A novel UV and visible light driven photocatalyst AgIO4/ZnO nanoparticles with highly enhanced photocatalytic performance for removal of rhodamine B and indigo carmine dyes

A novel visible light driven AgIO4/ZnO photocatalyst containing various proportions of AgIO4 contents [0-20] wt% were synthesized for successful photodegradation of rhodamine B and indigo carmine dyes under UV and natural sunlight radiations. The as-synthesized nanoparticles were characterized by XRD, FTIR, N-2-adsorption desorption isotherm, DRS, PL and HRTEM. A homogeneous distribution of mesoporous AgIO4 nanoparticles with surface area (32 m(2)/g), ink-bottle pore structure and narrow band gap energy (2.1 eV) was formed on cubic ZnO surface. The formation of AgIO4/ZnO heterostructure photocatalyst is significantly reduced the band gap energy to 2.23 eV revealing a generation of new matching band potential that responsible for shifting the photocatalytic response to visible region. The as-achieved AgIO4/ZnO nanoparticles exhibits an excellent photoreactivity and stability toward degradation of RhB and IC dyes with optimal concentration 15 wt % AgIO4 that is responsible for removal 98 % of IC and 81 % of RhB dyes. The excellent photocatalytic reactivity was attributed to the electron transfer during the photocatalytic process from conduction band of ZnO (E-CB = -0.34 eV) to conduction band of AgIO4 (E-CB= + 0.96).
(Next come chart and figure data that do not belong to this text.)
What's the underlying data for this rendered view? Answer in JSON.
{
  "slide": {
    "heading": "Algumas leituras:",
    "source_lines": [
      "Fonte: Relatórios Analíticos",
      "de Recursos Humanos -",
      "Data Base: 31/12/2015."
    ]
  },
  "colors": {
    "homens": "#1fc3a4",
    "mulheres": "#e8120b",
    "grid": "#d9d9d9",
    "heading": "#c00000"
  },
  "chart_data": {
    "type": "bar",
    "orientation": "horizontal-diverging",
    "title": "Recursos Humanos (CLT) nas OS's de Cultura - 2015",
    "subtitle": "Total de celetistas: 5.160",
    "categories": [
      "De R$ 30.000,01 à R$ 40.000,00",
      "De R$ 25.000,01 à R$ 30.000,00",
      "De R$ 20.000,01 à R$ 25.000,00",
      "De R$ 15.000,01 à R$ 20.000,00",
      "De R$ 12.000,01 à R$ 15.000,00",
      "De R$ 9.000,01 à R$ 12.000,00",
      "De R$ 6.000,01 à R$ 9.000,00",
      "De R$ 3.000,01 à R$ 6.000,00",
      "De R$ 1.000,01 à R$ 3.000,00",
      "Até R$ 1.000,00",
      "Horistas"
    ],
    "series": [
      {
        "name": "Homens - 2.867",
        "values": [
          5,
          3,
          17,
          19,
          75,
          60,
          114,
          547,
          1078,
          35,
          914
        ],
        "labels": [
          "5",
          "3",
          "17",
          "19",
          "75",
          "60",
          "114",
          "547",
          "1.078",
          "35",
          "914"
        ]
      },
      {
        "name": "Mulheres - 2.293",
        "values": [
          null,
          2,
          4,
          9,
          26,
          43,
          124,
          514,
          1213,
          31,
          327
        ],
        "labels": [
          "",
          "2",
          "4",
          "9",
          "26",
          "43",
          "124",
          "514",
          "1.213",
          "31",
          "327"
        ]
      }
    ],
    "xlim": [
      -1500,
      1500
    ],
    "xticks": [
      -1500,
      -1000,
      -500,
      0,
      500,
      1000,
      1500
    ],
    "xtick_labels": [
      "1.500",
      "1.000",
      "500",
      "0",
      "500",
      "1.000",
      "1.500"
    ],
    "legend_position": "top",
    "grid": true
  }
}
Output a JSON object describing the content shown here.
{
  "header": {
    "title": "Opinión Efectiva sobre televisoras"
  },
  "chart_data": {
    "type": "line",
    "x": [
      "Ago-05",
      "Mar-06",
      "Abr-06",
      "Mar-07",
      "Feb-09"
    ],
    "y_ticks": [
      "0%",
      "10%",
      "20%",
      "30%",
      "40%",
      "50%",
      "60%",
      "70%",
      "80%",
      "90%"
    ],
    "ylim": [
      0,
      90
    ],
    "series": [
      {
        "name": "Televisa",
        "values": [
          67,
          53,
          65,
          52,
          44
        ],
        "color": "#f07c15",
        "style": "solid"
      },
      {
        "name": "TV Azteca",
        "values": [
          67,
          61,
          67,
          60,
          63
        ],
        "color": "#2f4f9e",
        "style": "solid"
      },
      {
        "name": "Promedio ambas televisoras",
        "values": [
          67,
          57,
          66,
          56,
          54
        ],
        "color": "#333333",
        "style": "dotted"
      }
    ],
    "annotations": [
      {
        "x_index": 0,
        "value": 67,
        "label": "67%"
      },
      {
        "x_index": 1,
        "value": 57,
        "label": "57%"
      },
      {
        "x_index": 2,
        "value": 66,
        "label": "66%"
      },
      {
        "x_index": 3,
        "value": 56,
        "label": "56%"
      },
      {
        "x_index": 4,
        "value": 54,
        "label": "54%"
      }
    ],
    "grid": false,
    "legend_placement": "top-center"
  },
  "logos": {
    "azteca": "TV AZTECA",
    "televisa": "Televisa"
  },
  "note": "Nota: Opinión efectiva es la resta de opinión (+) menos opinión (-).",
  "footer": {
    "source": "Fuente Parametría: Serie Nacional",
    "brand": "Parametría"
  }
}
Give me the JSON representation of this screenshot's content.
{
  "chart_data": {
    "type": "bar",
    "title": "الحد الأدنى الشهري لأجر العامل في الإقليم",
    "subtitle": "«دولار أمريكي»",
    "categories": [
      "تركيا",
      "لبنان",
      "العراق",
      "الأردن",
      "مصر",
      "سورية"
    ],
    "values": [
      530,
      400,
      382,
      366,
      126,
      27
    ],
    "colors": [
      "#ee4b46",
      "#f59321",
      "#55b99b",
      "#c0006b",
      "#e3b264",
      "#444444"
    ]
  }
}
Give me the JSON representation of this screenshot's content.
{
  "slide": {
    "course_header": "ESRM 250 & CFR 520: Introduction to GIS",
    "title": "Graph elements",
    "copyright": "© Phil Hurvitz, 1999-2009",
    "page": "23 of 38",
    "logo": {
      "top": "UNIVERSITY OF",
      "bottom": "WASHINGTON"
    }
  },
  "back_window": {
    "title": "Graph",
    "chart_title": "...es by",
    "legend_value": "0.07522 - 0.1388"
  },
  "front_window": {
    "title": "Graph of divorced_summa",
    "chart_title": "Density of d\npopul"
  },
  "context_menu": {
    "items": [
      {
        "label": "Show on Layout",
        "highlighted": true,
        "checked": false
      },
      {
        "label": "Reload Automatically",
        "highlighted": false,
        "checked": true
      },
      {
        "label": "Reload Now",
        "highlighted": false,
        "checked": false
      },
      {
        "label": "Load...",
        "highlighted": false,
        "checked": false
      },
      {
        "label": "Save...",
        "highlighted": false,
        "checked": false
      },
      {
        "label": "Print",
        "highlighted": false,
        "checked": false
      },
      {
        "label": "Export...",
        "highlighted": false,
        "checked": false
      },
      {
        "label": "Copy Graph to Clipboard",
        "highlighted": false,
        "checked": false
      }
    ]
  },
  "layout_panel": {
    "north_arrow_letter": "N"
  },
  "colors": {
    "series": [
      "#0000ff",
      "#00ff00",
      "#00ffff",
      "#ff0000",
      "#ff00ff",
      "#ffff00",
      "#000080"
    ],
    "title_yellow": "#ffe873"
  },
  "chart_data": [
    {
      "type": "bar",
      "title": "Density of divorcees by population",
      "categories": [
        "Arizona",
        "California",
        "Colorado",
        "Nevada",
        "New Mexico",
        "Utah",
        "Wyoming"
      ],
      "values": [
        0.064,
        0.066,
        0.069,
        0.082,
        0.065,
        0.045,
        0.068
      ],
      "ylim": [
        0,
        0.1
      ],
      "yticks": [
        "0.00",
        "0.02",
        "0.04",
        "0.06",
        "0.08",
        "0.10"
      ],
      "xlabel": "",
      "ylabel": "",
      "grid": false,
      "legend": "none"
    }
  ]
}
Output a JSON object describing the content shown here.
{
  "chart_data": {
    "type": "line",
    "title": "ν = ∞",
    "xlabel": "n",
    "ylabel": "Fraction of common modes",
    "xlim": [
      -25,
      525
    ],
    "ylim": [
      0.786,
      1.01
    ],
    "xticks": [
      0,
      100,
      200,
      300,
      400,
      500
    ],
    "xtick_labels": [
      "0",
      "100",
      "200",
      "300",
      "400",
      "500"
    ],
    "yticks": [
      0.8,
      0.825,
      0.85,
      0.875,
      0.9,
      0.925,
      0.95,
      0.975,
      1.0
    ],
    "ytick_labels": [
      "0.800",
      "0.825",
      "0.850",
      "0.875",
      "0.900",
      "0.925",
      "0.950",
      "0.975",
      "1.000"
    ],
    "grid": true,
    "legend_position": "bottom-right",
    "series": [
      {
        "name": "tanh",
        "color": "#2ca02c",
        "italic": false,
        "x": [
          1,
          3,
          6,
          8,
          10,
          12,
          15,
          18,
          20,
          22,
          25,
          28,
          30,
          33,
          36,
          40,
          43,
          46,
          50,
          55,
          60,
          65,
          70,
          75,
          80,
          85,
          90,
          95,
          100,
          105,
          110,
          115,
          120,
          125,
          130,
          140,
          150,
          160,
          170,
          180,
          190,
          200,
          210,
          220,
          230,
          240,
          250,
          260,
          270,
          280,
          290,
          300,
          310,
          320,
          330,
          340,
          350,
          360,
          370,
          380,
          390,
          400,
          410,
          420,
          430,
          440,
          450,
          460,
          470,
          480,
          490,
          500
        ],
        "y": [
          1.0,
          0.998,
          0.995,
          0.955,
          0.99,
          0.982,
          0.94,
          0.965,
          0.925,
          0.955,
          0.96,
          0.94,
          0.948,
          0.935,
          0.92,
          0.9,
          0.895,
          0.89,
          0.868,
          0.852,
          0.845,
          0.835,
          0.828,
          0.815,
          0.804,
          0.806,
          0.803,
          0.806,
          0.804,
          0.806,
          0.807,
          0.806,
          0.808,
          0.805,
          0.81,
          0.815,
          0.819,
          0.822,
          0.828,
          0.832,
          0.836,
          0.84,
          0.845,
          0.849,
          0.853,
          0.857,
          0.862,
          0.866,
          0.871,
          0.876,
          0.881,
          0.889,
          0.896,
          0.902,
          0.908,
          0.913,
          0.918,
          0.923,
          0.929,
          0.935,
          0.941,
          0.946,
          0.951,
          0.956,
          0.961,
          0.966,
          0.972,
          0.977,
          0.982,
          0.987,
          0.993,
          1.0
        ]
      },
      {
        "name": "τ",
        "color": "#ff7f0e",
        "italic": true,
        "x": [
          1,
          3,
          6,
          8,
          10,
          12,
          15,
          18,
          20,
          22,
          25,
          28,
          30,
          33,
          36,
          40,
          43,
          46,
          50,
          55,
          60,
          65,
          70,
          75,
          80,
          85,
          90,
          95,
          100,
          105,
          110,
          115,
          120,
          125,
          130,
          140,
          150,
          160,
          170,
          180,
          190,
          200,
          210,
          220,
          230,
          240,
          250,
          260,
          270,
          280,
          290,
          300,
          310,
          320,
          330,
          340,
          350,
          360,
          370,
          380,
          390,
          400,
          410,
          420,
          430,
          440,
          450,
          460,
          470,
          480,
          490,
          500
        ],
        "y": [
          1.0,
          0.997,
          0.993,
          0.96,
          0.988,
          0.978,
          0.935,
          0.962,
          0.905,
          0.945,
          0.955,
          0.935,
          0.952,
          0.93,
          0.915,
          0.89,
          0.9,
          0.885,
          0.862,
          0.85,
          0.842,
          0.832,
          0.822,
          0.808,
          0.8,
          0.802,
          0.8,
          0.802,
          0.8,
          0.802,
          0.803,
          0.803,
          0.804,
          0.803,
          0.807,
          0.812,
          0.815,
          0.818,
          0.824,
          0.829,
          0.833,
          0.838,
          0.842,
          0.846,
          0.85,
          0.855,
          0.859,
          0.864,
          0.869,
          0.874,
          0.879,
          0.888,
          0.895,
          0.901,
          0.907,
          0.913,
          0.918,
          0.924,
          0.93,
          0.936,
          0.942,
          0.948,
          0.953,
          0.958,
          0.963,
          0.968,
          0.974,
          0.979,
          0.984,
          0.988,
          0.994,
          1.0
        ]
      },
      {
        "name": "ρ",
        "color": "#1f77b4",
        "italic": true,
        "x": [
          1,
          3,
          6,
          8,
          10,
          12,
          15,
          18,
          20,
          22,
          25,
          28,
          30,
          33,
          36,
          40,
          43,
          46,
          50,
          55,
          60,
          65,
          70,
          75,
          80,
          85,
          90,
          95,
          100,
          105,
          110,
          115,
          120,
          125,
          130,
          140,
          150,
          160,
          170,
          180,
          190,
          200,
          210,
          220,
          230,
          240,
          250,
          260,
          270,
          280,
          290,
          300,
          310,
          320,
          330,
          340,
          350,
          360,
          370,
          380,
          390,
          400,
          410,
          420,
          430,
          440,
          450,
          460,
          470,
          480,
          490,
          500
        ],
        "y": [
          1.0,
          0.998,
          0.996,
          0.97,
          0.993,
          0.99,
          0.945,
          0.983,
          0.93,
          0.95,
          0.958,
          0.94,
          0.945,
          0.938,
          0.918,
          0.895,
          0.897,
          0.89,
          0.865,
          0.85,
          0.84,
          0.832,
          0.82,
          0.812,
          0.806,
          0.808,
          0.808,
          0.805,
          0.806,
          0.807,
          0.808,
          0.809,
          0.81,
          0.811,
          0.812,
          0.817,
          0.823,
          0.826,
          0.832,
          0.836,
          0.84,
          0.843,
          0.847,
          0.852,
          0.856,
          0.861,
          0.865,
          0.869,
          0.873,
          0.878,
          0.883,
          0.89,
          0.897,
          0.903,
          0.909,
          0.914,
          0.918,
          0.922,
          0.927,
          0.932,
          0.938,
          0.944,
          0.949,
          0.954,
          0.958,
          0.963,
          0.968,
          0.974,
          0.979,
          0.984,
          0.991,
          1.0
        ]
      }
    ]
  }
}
Electron conduction band and superoxide radicals are the main reactive species for dye degradation over AgIO4 and ZnAg15. However, positive hole and hydroxyl radicals exhibit the predominant role on ZnO surface. Moreover, benefited from the excellent photoreactivity of ZnAg15, the photocatalyst can be regenerated after five consecutive cycles revealing the high photostability of the nanoparticles. A possible mechanism for the photocatalytic process is proposed.